Sterling worth less than Irish pound for first time in 12 years
Published 20/03/2008 | 00:00
Sterling closed below the value of the old Irish pound for the first time in 12 years yesterday, and analysts warn it still has further to fall.
At the close of Dublin trading, sterling was quoted at 78.77p to the euro -- just above the 78.76p level at which the Irish punt disappeared into the euro in 1999. The last time the British currency was worth less than the Irish one, was in 1996.
Sterling recovered in New York trading last night.

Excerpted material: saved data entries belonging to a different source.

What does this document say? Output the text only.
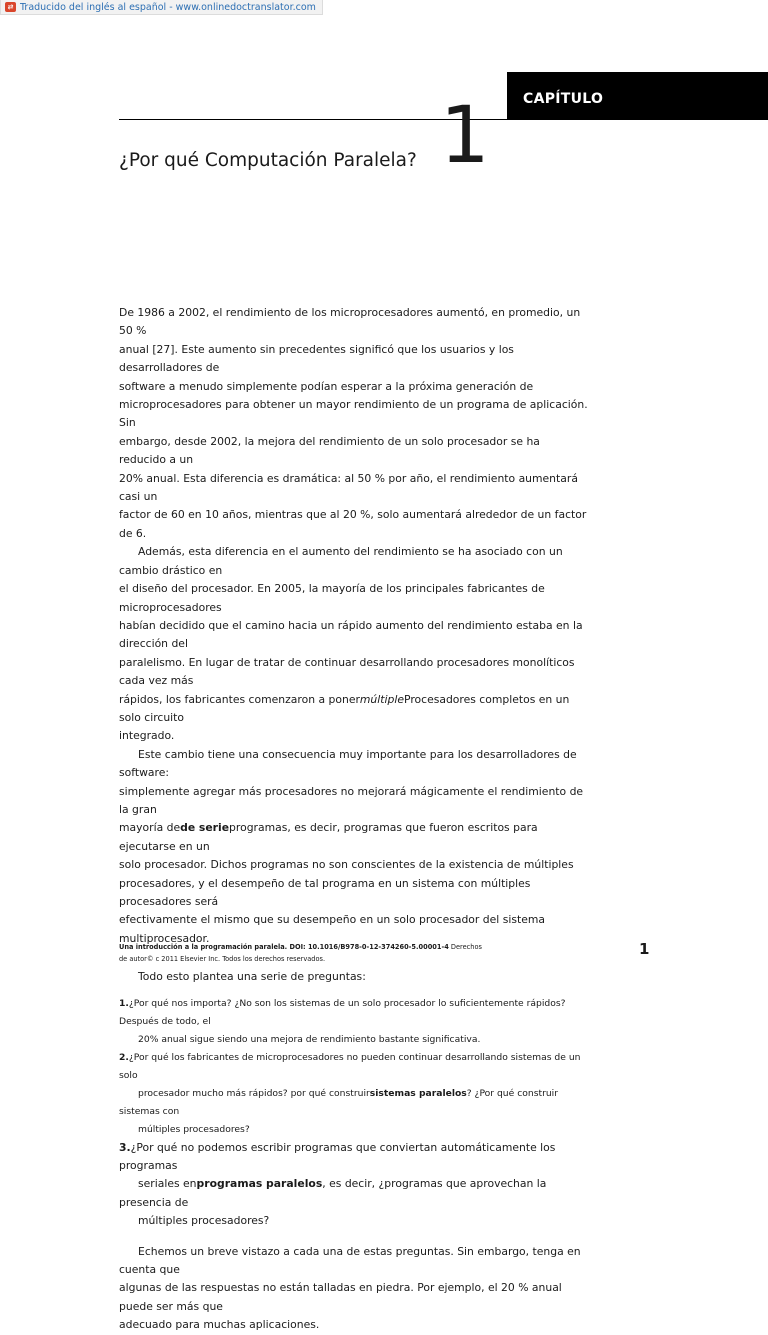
⇄ Traducido del inglés al español - www.onlinedoctranslator.com
CAPÍTULO
1
¿Por qué Computación Paralela?

De 1986 a 2002, el rendimiento de los microprocesadores aumentó, en promedio, un 50 %
anual [27]. Este aumento sin precedentes significó que los usuarios y los desarrolladores de
software a menudo simplemente podían esperar a la próxima generación de
microprocesadores para obtener un mayor rendimiento de un programa de aplicación. Sin
embargo, desde 2002, la mejora del rendimiento de un solo procesador se ha reducido a un
20% anual. Esta diferencia es dramática: al 50 % por año, el rendimiento aumentará casi un
factor de 60 en 10 años, mientras que al 20 %, solo aumentará alrededor de un factor de 6.

Además, esta diferencia en el aumento del rendimiento se ha asociado con un cambio drástico en
el diseño del procesador. En 2005, la mayoría de los principales fabricantes de microprocesadores
habían decidido que el camino hacia un rápido aumento del rendimiento estaba en la dirección del
paralelismo. En lugar de tratar de continuar desarrollando procesadores monolíticos cada vez más
rápidos, los fabricantes comenzaron a ponermúltipleProcesadores completos en un solo circuito
integrado.

Este cambio tiene una consecuencia muy importante para los desarrolladores de software:
simplemente agregar más procesadores no mejorará mágicamente el rendimiento de la gran
mayoría dede serieprogramas, es decir, programas que fueron escritos para ejecutarse en un
solo procesador. Dichos programas no son conscientes de la existencia de múltiples
procesadores, y el desempeño de tal programa en un sistema con múltiples procesadores será
efectivamente el mismo que su desempeño en un solo procesador del sistema multiprocesador.

Todo esto plantea una serie de preguntas:

1.¿Por qué nos importa? ¿No son los sistemas de un solo procesador lo suficientemente rápidos? Después de todo, el
20% anual sigue siendo una mejora de rendimiento bastante significativa.

2.¿Por qué los fabricantes de microprocesadores no pueden continuar desarrollando sistemas de un solo
procesador mucho más rápidos? por qué construirsistemas paralelos? ¿Por qué construir sistemas con
múltiples procesadores?

3.¿Por qué no podemos escribir programas que conviertan automáticamente los programas
seriales enprogramas paralelos, es decir, ¿programas que aprovechan la presencia de
múltiples procesadores?

Echemos un breve vistazo a cada una de estas preguntas. Sin embargo, tenga en cuenta que
algunas de las respuestas no están talladas en piedra. Por ejemplo, el 20 % anual puede ser más que
adecuado para muchas aplicaciones.

Una introducción a la programación paralela. DOI: 10.1016/B978-0-12-374260-5.00001-4 Derechos
de autor© c 2011 Elsevier Inc. Todos los derechos reservados.
1
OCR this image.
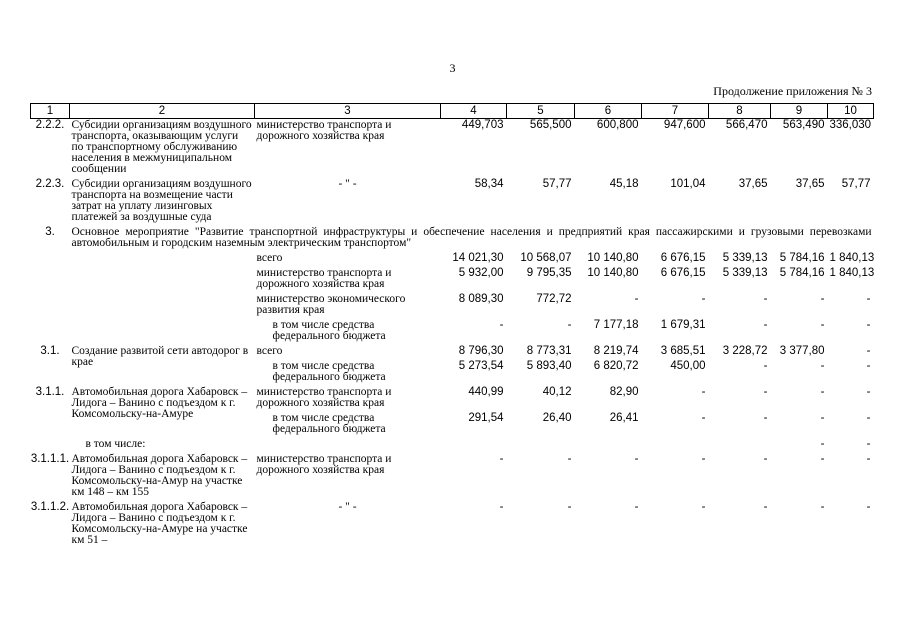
3
Продолжение приложения № 3
1	2	3	4	5	6	7	8	9	10
2.2.2.	Субсидии организациям воздушного транспорта, оказывающим услуги по транспортному обслуживанию населения в межмуниципальном сообщении	министерство транспорта и дорожного хозяйства края	449,703	565,500	600,800	947,600	566,470	563,490	336,030
2.2.3.	Субсидии организациям воздушного транспорта на возмещение части затрат на уплату лизинговых платежей за воздушные суда	- " -	58,34	57,77	45,18	101,04	37,65	37,65	57,77
3.	Основное мероприятие "Развитие транспортной инфраструктуры и обеспечение населения и предприятий края пассажирскими и грузовыми перевозками автомобильным и городским наземным электрическим транспортом"								
		всего	14 021,30	10 568,07	10 140,80	6 676,15	5 339,13	5 784,16	1 840,13
		министерство транспорта и дорожного хозяйства края	5 932,00	9 795,35	10 140,80	6 676,15	5 339,13	5 784,16	1 840,13
		министерство экономического развития края	8 089,30	772,72	-	-	-	-	-
		в том числе средства федерального бюджета	-	-	7 177,18	1 679,31	-	-	-
3.1.	Создание развитой сети автодорог в крае	всего	8 796,30	8 773,31	8 219,74	3 685,51	3 228,72	3 377,80	-
		в том числе средства федерального бюджета	5 273,54	5 893,40	6 820,72	450,00	-	-	-
3.1.1.	Автомобильная дорога Хабаровск – Лидога – Ванино с подъездом к г. Комсомольску-на-Амуре	министерство транспорта и дорожного хозяйства края	440,99	40,12	82,90	-	-	-	-
		в том числе средства федерального бюджета	291,54	26,40	26,41	-	-	-	-
	в том числе:							-	-
3.1.1.1.	Автомобильная дорога Хабаровск – Лидога – Ванино с подъездом к г. Комсомольску-на-Амур на участке км 148 – км 155	министерство транспорта и дорожного хозяйства края	-	-	-	-	-	-	-
3.1.1.2.	Автомобильная дорога Хабаровск – Лидога – Ванино с подъездом к г. Комсомольску-на-Амуре на участке км 51 –	- " -	-	-	-	-	-	-	-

But analysts at AIB forecast that the British pound would average 78-80p to the euro over the coming three months, before recovering to around 74p in the first quarter of 2009.
"Sterling will remain sensitive to interest-rate news and development on financial markets," said chief economist John Beggs.

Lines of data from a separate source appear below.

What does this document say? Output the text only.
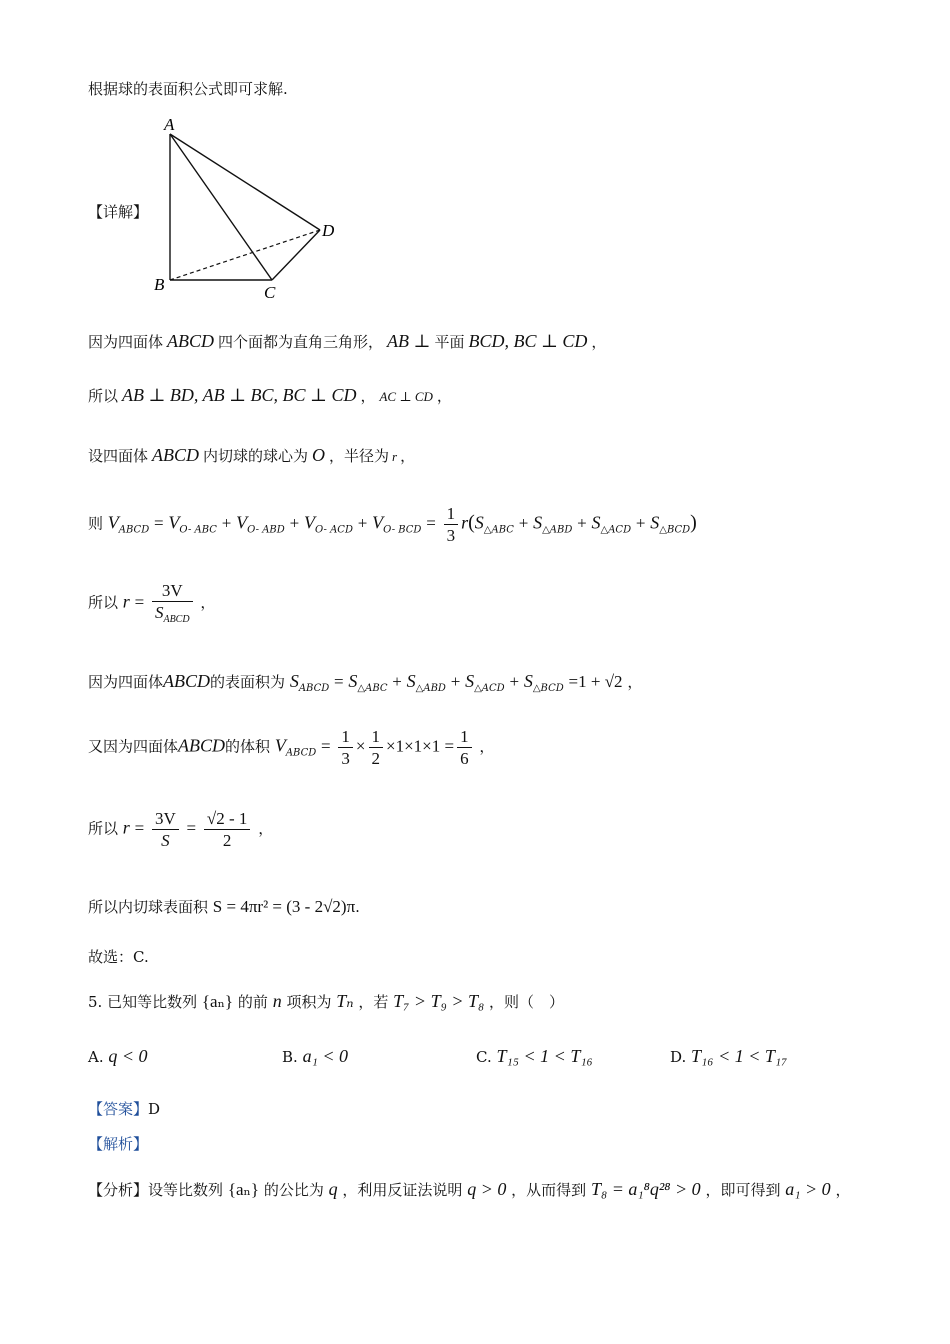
根据球的表面积公式即可求解.
【详解】
A
B	C
D
因为四面体 ABCD 四个面都为直角三角形， AB ⊥ 平面 BCD, BC ⊥ CD ，
所以 AB ⊥ BD, AB ⊥ BC, BC ⊥ CD ， AC ⊥ CD ，
设四面体 ABCD 内切球的球心为 O ，半径为 r ，
则 $V_{ABCD} = V_{O- ABC} + V_{O- ABD} + V_{O- ACD} + V_{O- BCD} = \frac{1}{3} r(S_{\triangle ABC} + S_{\triangle ABD} + S_{\triangle ACD} + S_{\triangle BCD})$
所以 $r = \frac{3V}{S_{ABCD}}$ ，
因为四面体ABCD的表面积为 $S_{ABCD} = S_{\triangle ABC} + S_{\triangle ABD} + S_{\triangle ACD} + S_{\triangle BCD} =1 + √2$ ，
又因为四面体ABCD的体积 $V_{ABCD} = \frac{1}{3} \times \frac{1}{2} \times 1\times 1\times 1 = \frac{1}{6}$ ，
所以 $r = \frac{3V}{S} = \frac{√2 - 1}{2}$ ，
所以内切球表面积 S = 4πr² = (3 - 2√2)π.
故选：C.
5. 已知等比数列 {aₙ} 的前 n 项积为 Tₙ ，若 T₇ > T₉ > T₈ ，则（　）
A. q < 0	B. a₁ < 0	C. T₁₅ < 1 < T₁₆	D. T₁₆ < 1 < T₁₇
【答案】D
【解析】
【分析】设等比数列 {aₙ} 的公比为 q ，利用反证法说明 q > 0 ，从而得到 T₈ = a₁⁸q²⁸ > 0 ，即可得到 a₁ > 0 ，
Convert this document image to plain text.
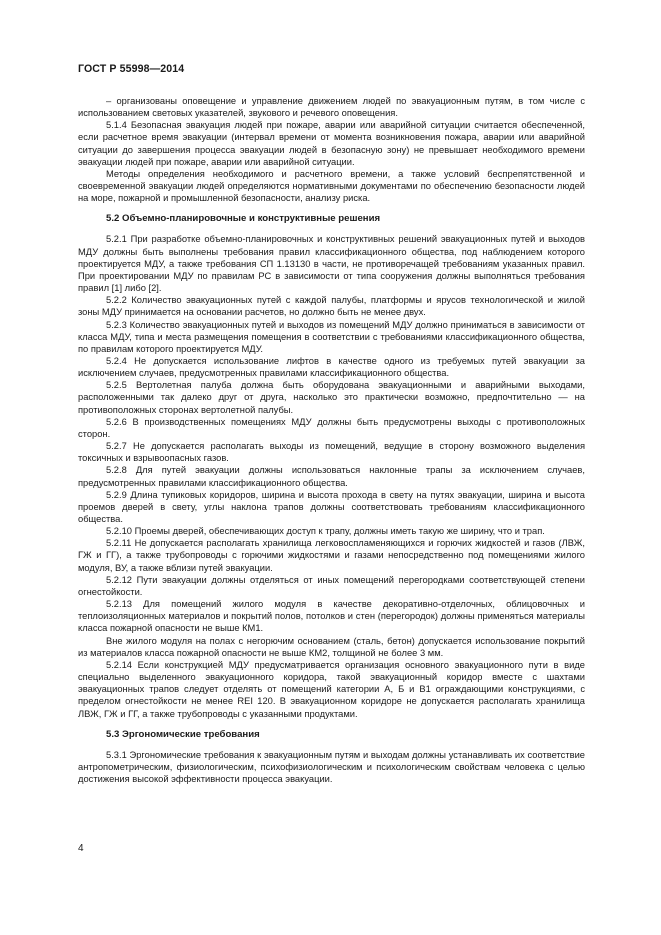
ГОСТ Р 55998—2014

– организованы оповещение и управление движением людей по эвакуационным путям, в том числе с использованием световых указателей, звукового и речевого оповещения.

5.1.4 Безопасная эвакуация людей при пожаре, аварии или аварийной ситуации считается обеспеченной, если расчетное время эвакуации (интервал времени от момента возникновения пожара, аварии или аварийной ситуации до завершения процесса эвакуации людей в безопасную зону) не превышает необходимого времени эвакуации людей при пожаре, аварии или аварийной ситуации.

Методы определения необходимого и расчетного времени, а также условий беспрепятственной и своевременной эвакуации людей определяются нормативными документами по обеспечению безопасности людей на море, пожарной и промышленной безопасности, анализу риска.

5.2 Объемно-планировочные и конструктивные решения

5.2.1 При разработке объемно-планировочных и конструктивных решений эвакуационных путей и выходов МДУ должны быть выполнены требования правил классификационного общества, под наблюдением которого проектируется МДУ, а также требования СП 1.13130 в части, не противоречащей требованиям указанных правил. При проектировании МДУ по правилам PC в зависимости от типа сооружения должны выполняться требования правил [1] либо [2].

5.2.2 Количество эвакуационных путей с каждой палубы, платформы и ярусов технологической и жилой зоны МДУ принимается на основании расчетов, но должно быть не менее двух.

5.2.3 Количество эвакуационных путей и выходов из помещений МДУ должно приниматься в зависимости от класса МДУ, типа и места размещения помещения в соответствии с требованиями классификационного общества, по правилам которого проектируется МДУ.

5.2.4 Не допускается использование лифтов в качестве одного из требуемых путей эвакуации за исключением случаев, предусмотренных правилами классификационного общества.

5.2.5 Вертолетная палуба должна быть оборудована эвакуационными и аварийными выходами, расположенными так далеко друг от друга, насколько это практически возможно, предпочтительно — на противоположных сторонах вертолетной палубы.

5.2.6 В производственных помещениях МДУ должны быть предусмотрены выходы с противоположных сторон.

5.2.7 Не допускается располагать выходы из помещений, ведущие в сторону возможного выделения токсичных и взрывоопасных газов.

5.2.8 Для путей эвакуации должны использоваться наклонные трапы за исключением случаев, предусмотренных правилами классификационного общества.

5.2.9 Длина тупиковых коридоров, ширина и высота прохода в свету на путях эвакуации, ширина и высота проемов дверей в свету, углы наклона трапов должны соответствовать требованиям классификационного общества.

5.2.10 Проемы дверей, обеспечивающих доступ к трапу, должны иметь такую же ширину, что и трап.

5.2.11 Не допускается располагать хранилища легковоспламеняющихся и горючих жидкостей и газов (ЛВЖ, ГЖ и ГГ), а также трубопроводы с горючими жидкостями и газами непосредственно под помещениями жилого модуля, ВУ, а также вблизи путей эвакуации.

5.2.12 Пути эвакуации должны отделяться от иных помещений перегородками соответствующей степени огнестойкости.

5.2.13 Для помещений жилого модуля в качестве декоративно-отделочных, облицовочных и теплоизоляционных материалов и покрытий полов, потолков и стен (перегородок) должны применяться материалы класса пожарной опасности не выше КМ1.

Вне жилого модуля на полах с негорючим основанием (сталь, бетон) допускается использование покрытий из материалов класса пожарной опасности не выше КМ2, толщиной не более 3 мм.

5.2.14 Если конструкцией МДУ предусматривается организация основного эвакуационного пути в виде специально выделенного эвакуационного коридора, такой эвакуационный коридор вместе с шахтами эвакуационных трапов следует отделять от помещений категории А, Б и В1 ограждающими конструкциями, с пределом огнестойкости не менее REI 120. В эвакуационном коридоре не допускается располагать хранилища ЛВЖ, ГЖ и ГГ, а также трубопроводы с указанными продуктами.

5.3 Эргономические требования

5.3.1 Эргономические требования к эвакуационным путям и выходам должны устанавливать их соответствие антропометрическим, физиологическим, психофизиологическим и психологическим свойствам человека с целью достижения высокой эффективности процесса эвакуации.

4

"If, as we suspect, the Bank of England has to lower UK rates by more than it is currently indicating, sterling could come under further pressure. With all key resistance levels now gone, we could not rule out a move above the 80pc level in the short term," AIB Global Treasury's latest Exchange Rate Outlook says.

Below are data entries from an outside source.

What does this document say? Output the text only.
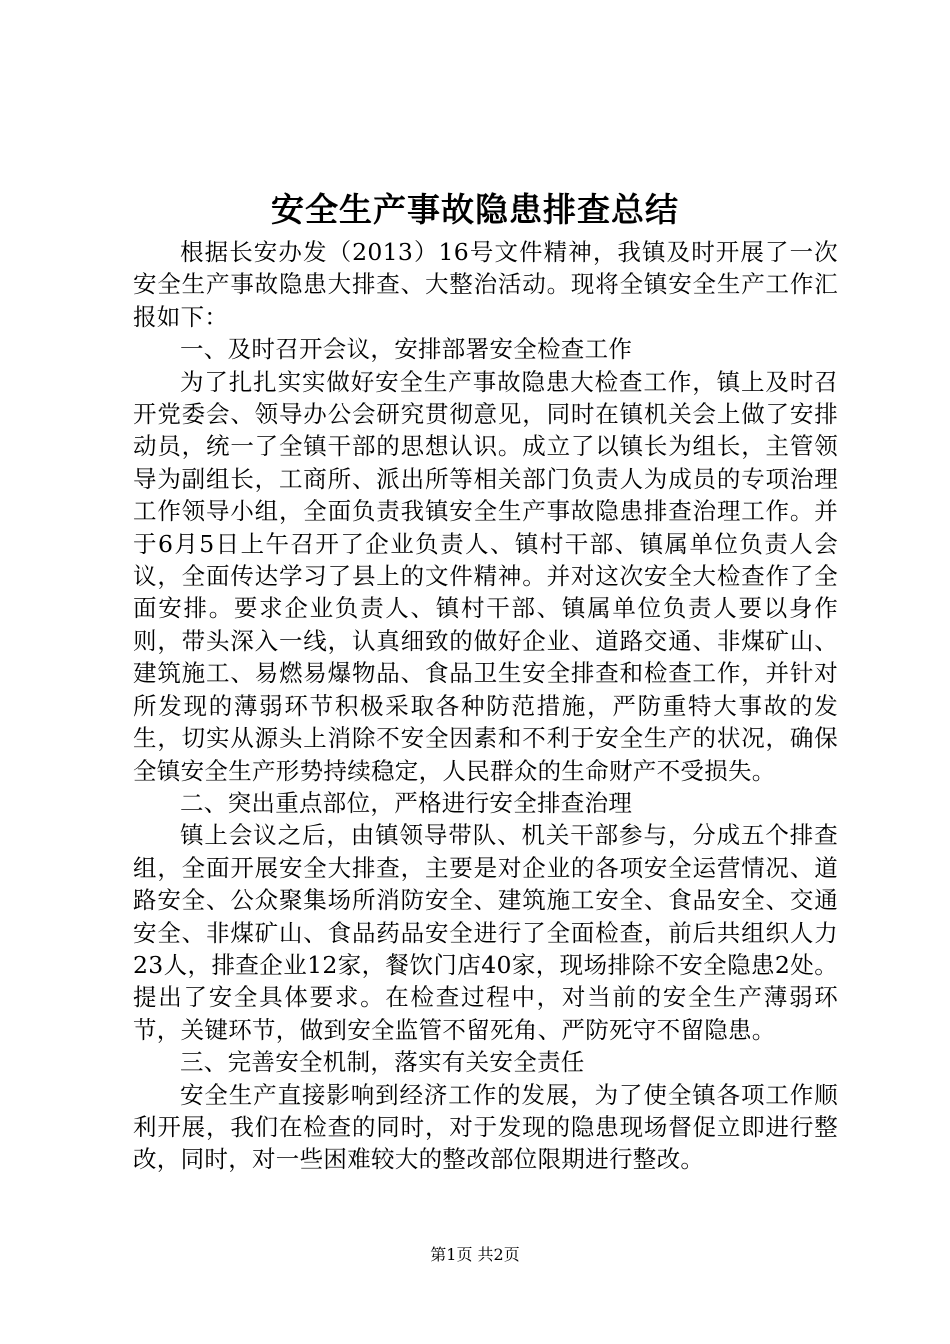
安全生产事故隐患排查总结

根据长安办发（2013）16号文件精神，我镇及时开展了一次安全生产事故隐患大排查、大整治活动。现将全镇安全生产工作汇报如下：

一、及时召开会议，安排部署安全检查工作

为了扎扎实实做好安全生产事故隐患大检查工作，镇上及时召开党委会、领导办公会研究贯彻意见，同时在镇机关会上做了安排动员，统一了全镇干部的思想认识。成立了以镇长为组长，主管领导为副组长，工商所、派出所等相关部门负责人为成员的专项治理工作领导小组，全面负责我镇安全生产事故隐患排查治理工作。并于6月5日上午召开了企业负责人、镇村干部、镇属单位负责人会议，全面传达学习了县上的文件精神。并对这次安全大检查作了全面安排。要求企业负责人、镇村干部、镇属单位负责人要以身作则，带头深入一线，认真细致的做好企业、道路交通、非煤矿山、建筑施工、易燃易爆物品、食品卫生安全排查和检查工作，并针对所发现的薄弱环节积极采取各种防范措施，严防重特大事故的发生，切实从源头上消除不安全因素和不利于安全生产的状况，确保全镇安全生产形势持续稳定，人民群众的生命财产不受损失。

二、突出重点部位，严格进行安全排查治理

镇上会议之后，由镇领导带队、机关干部参与，分成五个排查组，全面开展安全大排查，主要是对企业的各项安全运营情况、道路安全、公众聚集场所消防安全、建筑施工安全、食品安全、交通安全、非煤矿山、食品药品安全进行了全面检查，前后共组织人力23人，排查企业12家，餐饮门店40家，现场排除不安全隐患2处。提出了安全具体要求。在检查过程中，对当前的安全生产薄弱环节，关键环节，做到安全监管不留死角、严防死守不留隐患。

三、完善安全机制，落实有关安全责任

安全生产直接影响到经济工作的发展，为了使全镇各项工作顺利开展，我们在检查的同时，对于发现的隐患现场督促立即进行整改，同时，对一些困难较大的整改部位限期进行整改。

第1页 共2页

It said sterling was generally seen as overvalued against the euro, dollar and yen in recent years and now seemed to be experiencing a fundamental correction. "There are increasing concerns about the large and widening current account deficit, which hit an estimated 4.7pc of GDP last year," it said.
Sterling briefly plunged below 79p to the euro during Monday's market panic, after the "firesale" of investment bank Bear Stearns. As happened before, Irish exporters who depend on the British market say they cannot compete above levels around 73p to the euro.
The Irish Exporters Association and the Small Firms Association have both warned about loss of jobs in the exporting sector. "A continued fall in the value of sterling would have a severe impact on the indigenous exporters in Ireland," said John Whelan IEA chief executive.
The dollar remained weak yesterday, as investors saw more rate cuts reducing the yield from dollar assets. "It's still a very dollar-negative environment, as the Fed is expected to cut to about 1.5pc by mid-year and this leaves the larger dollar sell-off trend still in place," said David Powell, a currency strategist, at IDEAglobal in New York.